Here’s what you need to do, step by step (once for each model):

  1. Get the posteriors for the new data, using JAGS and the implementation of the models from the lecture.

  2. Find Gamma-approximations for the posterior, using function getGammaApprox from the lecture. Notice that you have to massage the samples into the right format (as done in the lecture, where the function getGammaApprox was introduced.)

  3. Use enough JAGS samples from the posterior distribution to calculate, where \(h\) is approximated by your Gamma distributions:

\[ \begin{align*} \frac{1}{D} & \approx \frac{1}{n} \sum^{n}_{\theta_i \sim P(\theta \mid D)} \frac{h(\theta)}{P(D \mid \theta) P(\theta)} \end{align*} \]
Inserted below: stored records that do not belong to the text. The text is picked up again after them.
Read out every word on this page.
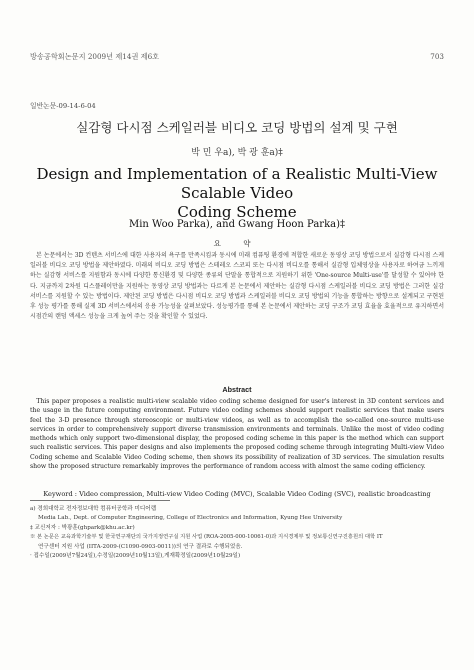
방송공학회논문지 2009년 제14권 제6호	703
일반논문-09-14-6-04
실감형 다시점 스케일러블 비디오 코딩 방법의 설계 및 구현
박 민 우a), 박 광 훈a)‡
Design and Implementation of a Realistic Multi-View Scalable Video
Coding Scheme
Min Woo Parka), and Gwang Hoon Parka)‡
요 약
본 논문에서는 3D 컨텐츠 서비스에 대한 사용자의 욕구를 만족시킴과 동시에 미래 컴퓨팅 환경에 적합한 새로운 동영상 코딩 방법으로서 실감형 다시점 스케일러블 비디오 코딩 방법을 제안하였다. 미래의 비디오 코딩 방법은 스테레오 스코피 또는 다시점 비디오를 통해서 실감형 입체영상을 사용자로 하여금 느끼게 하는 실감형 서비스를 지원함과 동시에 다양한 통신환경 및 다양한 종류의 단말을 통합적으로 지원하기 위한 'One-source Multi-use'를 달성할 수 있어야 한다. 지금까지 2차원 디스플레이만을 지원하는 동영상 코딩 방법과는 다르게 본 논문에서 제안하는 실감형 다시점 스케일러블 비디오 코딩 방법은 그러한 실감 서비스를 지원할 수 있는 방법이다. 제안된 코딩 방법은 다시점 비디오 코딩 방법과 스케일러블 비디오 코딩 방법의 기능을 통합하는 방향으로 설계되고 구현된 후 성능 평가를 통해 실제 3D 서비스에서의 응용 가능성을 살펴보았다. 성능평가를 통해 본 논문에서 제안하는 코딩 구조가 코딩 효율을 효율적으로 유지하면서 시점간의 랜덤 액세스 성능을 크게 높여 주는 것을 확인할 수 있었다.
Abstract
This paper proposes a realistic multi-view scalable video coding scheme designed for user's interest in 3D content services and the usage in the future computing environment. Future video coding schemes should support realistic services that make users feel the 3-D presence through stereoscopic or multi-view videos, as well as to accomplish the so-called one-source multi-use services in order to comprehensively support diverse transmission environments and terminals. Unlike the most of video coding methods which only support two-dimensional display, the proposed coding scheme in this paper is the method which can support such realistic services. This paper designs and also implements the proposed coding scheme through integrating Multi-view Video Coding scheme and Scalable Video Coding scheme, then shows its possibility of realization of 3D services. The simulation results show the proposed structure remarkably improves the performance of random access with almost the same coding efficiency.
Keyword : Video compression, Multi-view Video Coding (MVC), Scalable Video Coding (SVC), realistic broadcasting
a) 경희대학교 전자정보대학 컴퓨터공학과 미디어랩
Media Lab., Dept. of Computer Engineering, College of Electronics and Information, Kyung Hee University
‡ 교신저자 : 박광훈(ghpark@khu.ac.kr)
※ 본 논문은 교육과학기술부 및 한국연구재단의 국가지정연구실 지원 사업 (ROA-2005-000-10061-0)과 지식경제부 및 정보통신연구진흥원의 대학 IT
연구센터 지원 사업 (IITA-2009-(C1090-0903-0011))의 연구 결과로 수행되었음.
· 접수일(2009년7월24일),수정일(2009년10월13일),게재확정일(2009년10월29일)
  1. Calculate the Bayes factor from the estimated evidences and interpret the result.

2. Transdimensional MCMC

Our data are, as before, \(k=7\) and \(N=24\). Look at the two models that we considered in class for this case:

Use transdimensional MCMC to compare the models. Compute the posterior model odds, given equal priors for each model. We did calculate the Bayes factor in class, so you should be able to verify your results.

3. A night at the club

Jack & Jill debate whether they should enter club Whatever tonight. They only want to go if the women/men ratio is about even. Otherwise the sphere just isn’t, like, right, you know. Before they decide to pay, they screen the crowd that is lining up at the entrance. It is now 1:30 and there’s 28 people in line, of which 9 female, 16 men, and three unidentifiable. How should they test whether the women/men ratio is even in this particular case? Should they use estimation, model comparison or \(p\)-value testing? If you cannot decide, discuss pros and cons for each. (Think about how they should construe a likelihood function, whether a reasonable prior is at hand, whether the sampling procedure is reasonably clear, whether model complexity plays a role, etc. Suppose for the sake of argument, that computational complexity is not a problem: Jack & Jill have brought their laptops, of course.)